Faz um tempo que fiquei sozinho, terminei meu relacionamento e comecei a viver a vida que não vivia antes.

Quando a gente chega numa certa idade, começa a se perguntar se quem tá do seu lado ou o que você faz realmente vale a pena ou importa. Depois de anos num relacionamento, segurando a vontade de comer outras mulheres por ser fiel e certo no amor, percebi que enquanto eu desperdiçava as novinhas que apareciam na minha frente, minha mulher tava sendo comida por outros de um jeito que eu nunca faria.

No celular dela, sempre escondido e trancado pra mim. Nunca fui ciumento, ela era uma gostosa e todo mundo queria ela, dava pra ver na academia e na rua.

O corpo dela era lindo e bem proporcionado, pele clara e tudo no lugar certo.

Depois de um tempo, minha irmã me apresentou a amiga dela, a Natália, uma puta descarada da cara ao corpo. Eu, todo experiente nessas olhadas e nos lábios dela, percebi que ela tava afim de mim. Sem pensar duas vezes, vendo aquele rabão grande e redondo, já tratei de chamar ela pra sair várias vezes. Na primeira vez, foi só umas cervejas, ela só queria me foder como uma louca. Minha irmã contava umas coisas sobre mim pra ela, e ela gostava. Quando chegou na minha casa, decidiu que queria subir de nível, viver meu estilo de vida e ficar com quem eu tava. Ela comentou isso, o que facilitou pra ela me dar aquele rabo e me deixar aproveitar o corpo dela. A partir daí, virei um expert em usar essa estratégia: oferecer meu estilo de vida e a chance de entrar num novo mundo.

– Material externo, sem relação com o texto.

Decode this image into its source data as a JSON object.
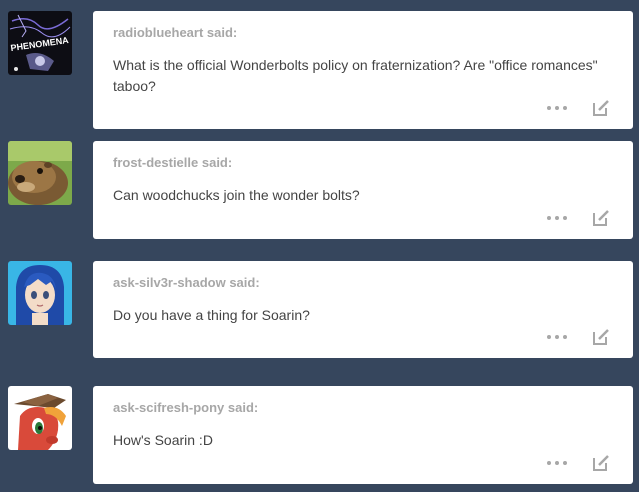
{
  "posts": [
    {
      "asker": "radioblueheart said:",
      "question": "What is the official Wonderbolts policy on fraternization? Are \"office romances\" taboo?",
      "avatar": "phenomena-logo-avatar",
      "avatar_text": "PHENOMENA"
    },
    {
      "asker": "frost-destielle said:",
      "question": "Can woodchucks join the wonder bolts?",
      "avatar": "woodchuck-photo-avatar"
    },
    {
      "asker": "ask-silv3r-shadow said:",
      "question": "Do you have a thing for Soarin?",
      "avatar": "blue-haired-anime-girl-avatar"
    },
    {
      "asker": "ask-scifresh-pony said:",
      "question": "How's Soarin :D",
      "avatar": "red-pony-avatar"
    }
  ],
  "icons": {
    "more": "ellipsis-icon",
    "edit": "edit-icon"
  },
  "colors": {
    "background": "#36465d",
    "card": "#ffffff",
    "asker": "#a7a7a7",
    "text": "#444444"
  }
}
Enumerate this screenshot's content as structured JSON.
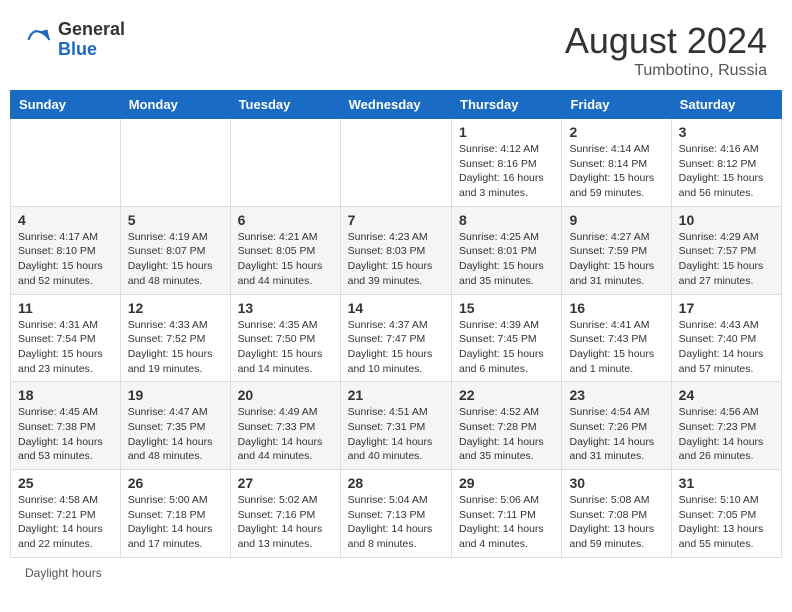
{
  "header": {
    "logo_general": "General",
    "logo_blue": "Blue",
    "month_title": "August 2024",
    "location": "Tumbotino, Russia"
  },
  "days_of_week": [
    "Sunday",
    "Monday",
    "Tuesday",
    "Wednesday",
    "Thursday",
    "Friday",
    "Saturday"
  ],
  "weeks": [
    [
      {
        "day": "",
        "info": ""
      },
      {
        "day": "",
        "info": ""
      },
      {
        "day": "",
        "info": ""
      },
      {
        "day": "",
        "info": ""
      },
      {
        "day": "1",
        "info": "Sunrise: 4:12 AM\nSunset: 8:16 PM\nDaylight: 16 hours\nand 3 minutes."
      },
      {
        "day": "2",
        "info": "Sunrise: 4:14 AM\nSunset: 8:14 PM\nDaylight: 15 hours\nand 59 minutes."
      },
      {
        "day": "3",
        "info": "Sunrise: 4:16 AM\nSunset: 8:12 PM\nDaylight: 15 hours\nand 56 minutes."
      }
    ],
    [
      {
        "day": "4",
        "info": "Sunrise: 4:17 AM\nSunset: 8:10 PM\nDaylight: 15 hours\nand 52 minutes."
      },
      {
        "day": "5",
        "info": "Sunrise: 4:19 AM\nSunset: 8:07 PM\nDaylight: 15 hours\nand 48 minutes."
      },
      {
        "day": "6",
        "info": "Sunrise: 4:21 AM\nSunset: 8:05 PM\nDaylight: 15 hours\nand 44 minutes."
      },
      {
        "day": "7",
        "info": "Sunrise: 4:23 AM\nSunset: 8:03 PM\nDaylight: 15 hours\nand 39 minutes."
      },
      {
        "day": "8",
        "info": "Sunrise: 4:25 AM\nSunset: 8:01 PM\nDaylight: 15 hours\nand 35 minutes."
      },
      {
        "day": "9",
        "info": "Sunrise: 4:27 AM\nSunset: 7:59 PM\nDaylight: 15 hours\nand 31 minutes."
      },
      {
        "day": "10",
        "info": "Sunrise: 4:29 AM\nSunset: 7:57 PM\nDaylight: 15 hours\nand 27 minutes."
      }
    ],
    [
      {
        "day": "11",
        "info": "Sunrise: 4:31 AM\nSunset: 7:54 PM\nDaylight: 15 hours\nand 23 minutes."
      },
      {
        "day": "12",
        "info": "Sunrise: 4:33 AM\nSunset: 7:52 PM\nDaylight: 15 hours\nand 19 minutes."
      },
      {
        "day": "13",
        "info": "Sunrise: 4:35 AM\nSunset: 7:50 PM\nDaylight: 15 hours\nand 14 minutes."
      },
      {
        "day": "14",
        "info": "Sunrise: 4:37 AM\nSunset: 7:47 PM\nDaylight: 15 hours\nand 10 minutes."
      },
      {
        "day": "15",
        "info": "Sunrise: 4:39 AM\nSunset: 7:45 PM\nDaylight: 15 hours\nand 6 minutes."
      },
      {
        "day": "16",
        "info": "Sunrise: 4:41 AM\nSunset: 7:43 PM\nDaylight: 15 hours\nand 1 minute."
      },
      {
        "day": "17",
        "info": "Sunrise: 4:43 AM\nSunset: 7:40 PM\nDaylight: 14 hours\nand 57 minutes."
      }
    ],
    [
      {
        "day": "18",
        "info": "Sunrise: 4:45 AM\nSunset: 7:38 PM\nDaylight: 14 hours\nand 53 minutes."
      },
      {
        "day": "19",
        "info": "Sunrise: 4:47 AM\nSunset: 7:35 PM\nDaylight: 14 hours\nand 48 minutes."
      },
      {
        "day": "20",
        "info": "Sunrise: 4:49 AM\nSunset: 7:33 PM\nDaylight: 14 hours\nand 44 minutes."
      },
      {
        "day": "21",
        "info": "Sunrise: 4:51 AM\nSunset: 7:31 PM\nDaylight: 14 hours\nand 40 minutes."
      },
      {
        "day": "22",
        "info": "Sunrise: 4:52 AM\nSunset: 7:28 PM\nDaylight: 14 hours\nand 35 minutes."
      },
      {
        "day": "23",
        "info": "Sunrise: 4:54 AM\nSunset: 7:26 PM\nDaylight: 14 hours\nand 31 minutes."
      },
      {
        "day": "24",
        "info": "Sunrise: 4:56 AM\nSunset: 7:23 PM\nDaylight: 14 hours\nand 26 minutes."
      }
    ],
    [
      {
        "day": "25",
        "info": "Sunrise: 4:58 AM\nSunset: 7:21 PM\nDaylight: 14 hours\nand 22 minutes."
      },
      {
        "day": "26",
        "info": "Sunrise: 5:00 AM\nSunset: 7:18 PM\nDaylight: 14 hours\nand 17 minutes."
      },
      {
        "day": "27",
        "info": "Sunrise: 5:02 AM\nSunset: 7:16 PM\nDaylight: 14 hours\nand 13 minutes."
      },
      {
        "day": "28",
        "info": "Sunrise: 5:04 AM\nSunset: 7:13 PM\nDaylight: 14 hours\nand 8 minutes."
      },
      {
        "day": "29",
        "info": "Sunrise: 5:06 AM\nSunset: 7:11 PM\nDaylight: 14 hours\nand 4 minutes."
      },
      {
        "day": "30",
        "info": "Sunrise: 5:08 AM\nSunset: 7:08 PM\nDaylight: 13 hours\nand 59 minutes."
      },
      {
        "day": "31",
        "info": "Sunrise: 5:10 AM\nSunset: 7:05 PM\nDaylight: 13 hours\nand 55 minutes."
      }
    ]
  ],
  "footer": {
    "note": "Daylight hours"
  }
}
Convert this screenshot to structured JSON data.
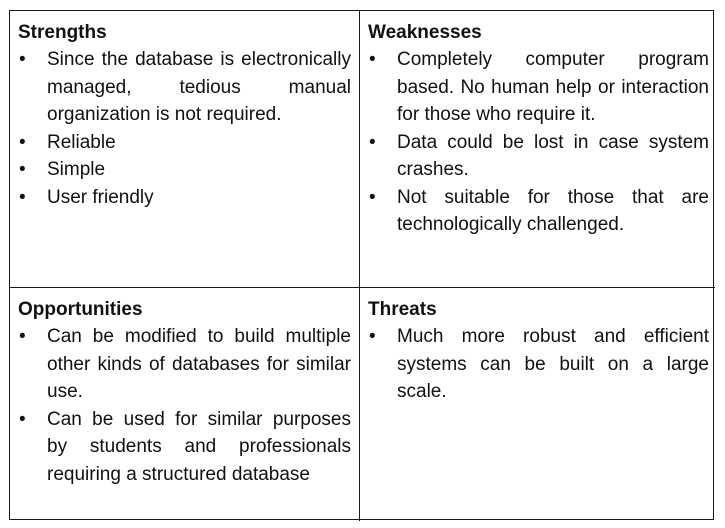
{
  "strengths": {
    "title": "Strengths",
    "items": [
      "Since the database is electronically managed, tedious manual organization is not required.",
      "Reliable",
      "Simple",
      "User friendly"
    ]
  },
  "weaknesses": {
    "title": "Weaknesses",
    "items": [
      "Completely computer program based. No human help or interaction for those who require it.",
      "Data could be lost in case system crashes.",
      "Not suitable for those that are technologically challenged."
    ]
  },
  "opportunities": {
    "title": "Opportunities",
    "items": [
      "Can be modified to build multiple other kinds of databases for similar use.",
      "Can be used for similar purposes by students and professionals requiring a structured database"
    ]
  },
  "threats": {
    "title": "Threats",
    "items": [
      "Much more robust and efficient systems can be built on a large scale."
    ]
  },
  "bullet_glyph": "•"
}
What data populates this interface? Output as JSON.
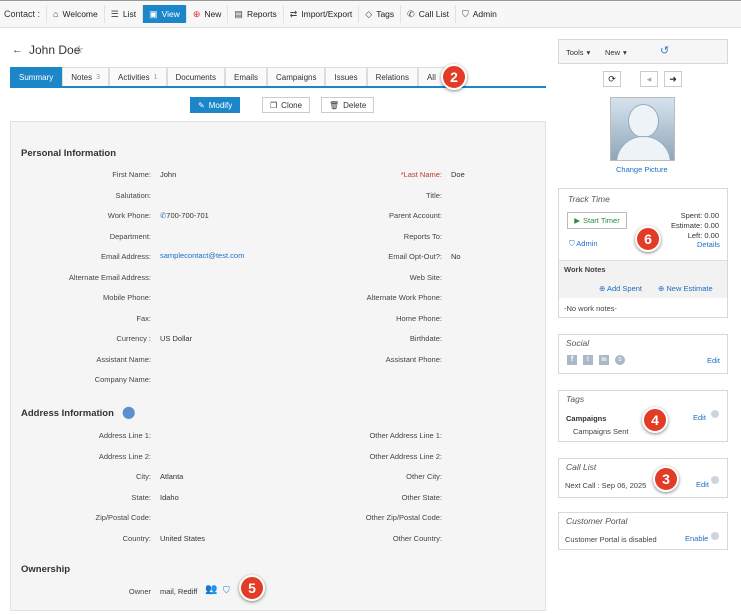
{
  "topnav": {
    "label": "Contact :",
    "items": [
      {
        "label": "Welcome",
        "icon": "home-icon"
      },
      {
        "label": "List",
        "icon": "list-icon"
      },
      {
        "label": "View",
        "icon": "view-icon",
        "active": true
      },
      {
        "label": "New",
        "icon": "new-icon"
      },
      {
        "label": "Reports",
        "icon": "reports-icon"
      },
      {
        "label": "Import/Export",
        "icon": "import-export-icon"
      },
      {
        "label": "Tags",
        "icon": "tag-icon"
      },
      {
        "label": "Call List",
        "icon": "phone-icon"
      },
      {
        "label": "Admin",
        "icon": "shield-icon"
      }
    ]
  },
  "page": {
    "title": "John Doe"
  },
  "tabs": [
    {
      "label": "Summary",
      "count": ""
    },
    {
      "label": "Notes",
      "count": "3"
    },
    {
      "label": "Activities",
      "count": "1"
    },
    {
      "label": "Documents",
      "count": ""
    },
    {
      "label": "Emails",
      "count": ""
    },
    {
      "label": "Campaigns",
      "count": ""
    },
    {
      "label": "Issues",
      "count": ""
    },
    {
      "label": "Relations",
      "count": ""
    },
    {
      "label": "All",
      "count": ""
    }
  ],
  "actions": {
    "modify": "Modify",
    "clone": "Clone",
    "delete": "Delete"
  },
  "badges": {
    "b2": "2",
    "b3": "3",
    "b4": "4",
    "b5": "5",
    "b6": "6"
  },
  "personal": {
    "title": "Personal Information",
    "left": [
      {
        "label": "First Name:",
        "value": "John"
      },
      {
        "label": "Salutation:",
        "value": ""
      },
      {
        "label": "Work Phone:",
        "value": "700-700-701"
      },
      {
        "label": "Department:",
        "value": ""
      },
      {
        "label": "Email Address:",
        "value": "samplecontact@test.com"
      },
      {
        "label": "Alternate Email Address:",
        "value": ""
      },
      {
        "label": "Mobile Phone:",
        "value": ""
      },
      {
        "label": "Fax:",
        "value": ""
      },
      {
        "label": "Currency :",
        "value": "US Dollar"
      },
      {
        "label": "Assistant Name:",
        "value": ""
      },
      {
        "label": "Company Name:",
        "value": ""
      }
    ],
    "right": [
      {
        "label": "Last Name:",
        "required": "*",
        "value": "Doe"
      },
      {
        "label": "Title:",
        "value": ""
      },
      {
        "label": "Parent Account:",
        "value": ""
      },
      {
        "label": "Reports To:",
        "value": ""
      },
      {
        "label": "Email Opt-Out?:",
        "value": "No"
      },
      {
        "label": "Web Site:",
        "value": ""
      },
      {
        "label": "Alternate Work Phone:",
        "value": ""
      },
      {
        "label": "Home Phone:",
        "value": ""
      },
      {
        "label": "Birthdate:",
        "value": ""
      },
      {
        "label": "Assistant Phone:",
        "value": ""
      }
    ]
  },
  "address": {
    "title": "Address Information",
    "left": [
      {
        "label": "Address Line 1:",
        "value": ""
      },
      {
        "label": "Address Line 2:",
        "value": ""
      },
      {
        "label": "City:",
        "value": "Atlanta"
      },
      {
        "label": "State:",
        "value": "Idaho"
      },
      {
        "label": "Zip/Postal Code:",
        "value": ""
      },
      {
        "label": "Country:",
        "value": "United States"
      }
    ],
    "right": [
      {
        "label": "Other Address Line 1:",
        "value": ""
      },
      {
        "label": "Other Address Line 2:",
        "value": ""
      },
      {
        "label": "Other City:",
        "value": ""
      },
      {
        "label": "Other State:",
        "value": ""
      },
      {
        "label": "Other Zip/Postal Code:",
        "value": ""
      },
      {
        "label": "Other Country:",
        "value": ""
      }
    ]
  },
  "ownership": {
    "title": "Ownership",
    "label": "Owner",
    "value": "mail, Rediff"
  },
  "sidebar": {
    "tools": "Tools",
    "new": "New",
    "change_picture": "Change Picture",
    "track_time": {
      "title": "Track Time",
      "start_timer": "Start Timer",
      "admin": "Admin",
      "spent_label": "Spent:",
      "spent": "0.00",
      "estimate_label": "Estimate:",
      "estimate": "0.00",
      "left_label": "Left:",
      "left": "0.00",
      "details": "Details",
      "work_notes": "Work Notes",
      "add_spent": "Add Spent",
      "new_estimate": "New Estimate",
      "no_notes": "-No work notes-"
    },
    "social": {
      "title": "Social",
      "edit": "Edit"
    },
    "tags": {
      "title": "Tags",
      "group": "Campaigns",
      "item": "Campaigns Sent",
      "edit": "Edit"
    },
    "call_list": {
      "title": "Call List",
      "next_call": "Next Call : Sep 06, 2025",
      "edit": "Edit"
    },
    "portal": {
      "title": "Customer Portal",
      "status": "Customer Portal is disabled",
      "enable": "Enable"
    }
  },
  "colors": {
    "accent": "#1b87c9",
    "badge": "#e23b26",
    "link": "#1b6fc2",
    "required": "#c0392b"
  }
}
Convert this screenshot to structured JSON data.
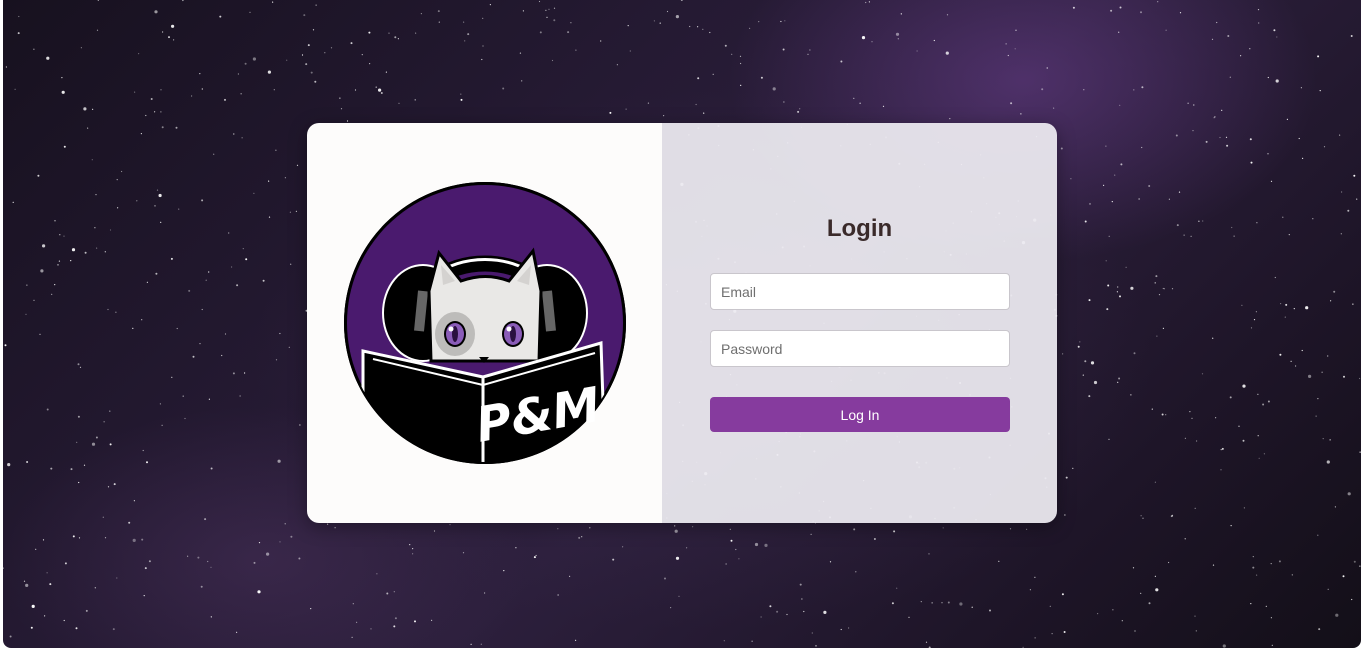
{
  "login": {
    "title": "Login",
    "email_placeholder": "Email",
    "password_placeholder": "Password",
    "submit_label": "Log In"
  },
  "logo": {
    "text": "P&M",
    "icon": "cat-reading-book-with-headphones-icon"
  },
  "colors": {
    "accent": "#863b9e",
    "logo_circle": "#4a1a6e",
    "background": "#251a33"
  }
}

Deixa eu te falar, todas caem / todas querem sair e subir.

A Natália, por sua vez, era uma puta gostosa e fogosa. A buceta dela era linda e cremosa, extremamente leiteira e engolidora.

Ela deixava minha pica dura só de beijar ela e ver aqueles peitos pontudos, aquele rabo e cintura que não têm igual. Cada dia o tesão ficava mais intenso, e cada vez que a gente transava, aprendia mais como dar prazer um ao outro.

Ensinei ela a chupar e a comer minhas bolas, ensinei ela a me entregar aquele rabo sem reclamar e a buceta dela a ficar molhada a ponto de pedir pra eu chupar ela. Com o tempo, ela não hesitava mais. Ao me pedir para chupar ela oral pra ficar mais molhada e depois mandar eu comer o cu dela. Tive que trocar a cama dias depois porque os orgasmos molhados dela foram demais.

Ela me fazia gozar três e quatro vezes num tempinho, não é a quantidade, é a qualidade, nada melhor que gozar dentro e sem falar nada ou pedir pra tirar e ela continuar chupando. Até te fazer gozar na boca dela de novo, com o pau bem sensível e ela toda molhada, o cu dela se abre te dando um novo orgasmo intenso. A sensação de incômodo e sensibilidade na cabeça do pau dura só um pouco, depois curte muito mais.

Não percam a chance de comer qualquer gostosa que aparecer na frente só porque tão apaixonados, as mulheres da rua te levam ao prazer máximo enquanto a mulher de casa dá pra outros na rua sem limite nem reserva.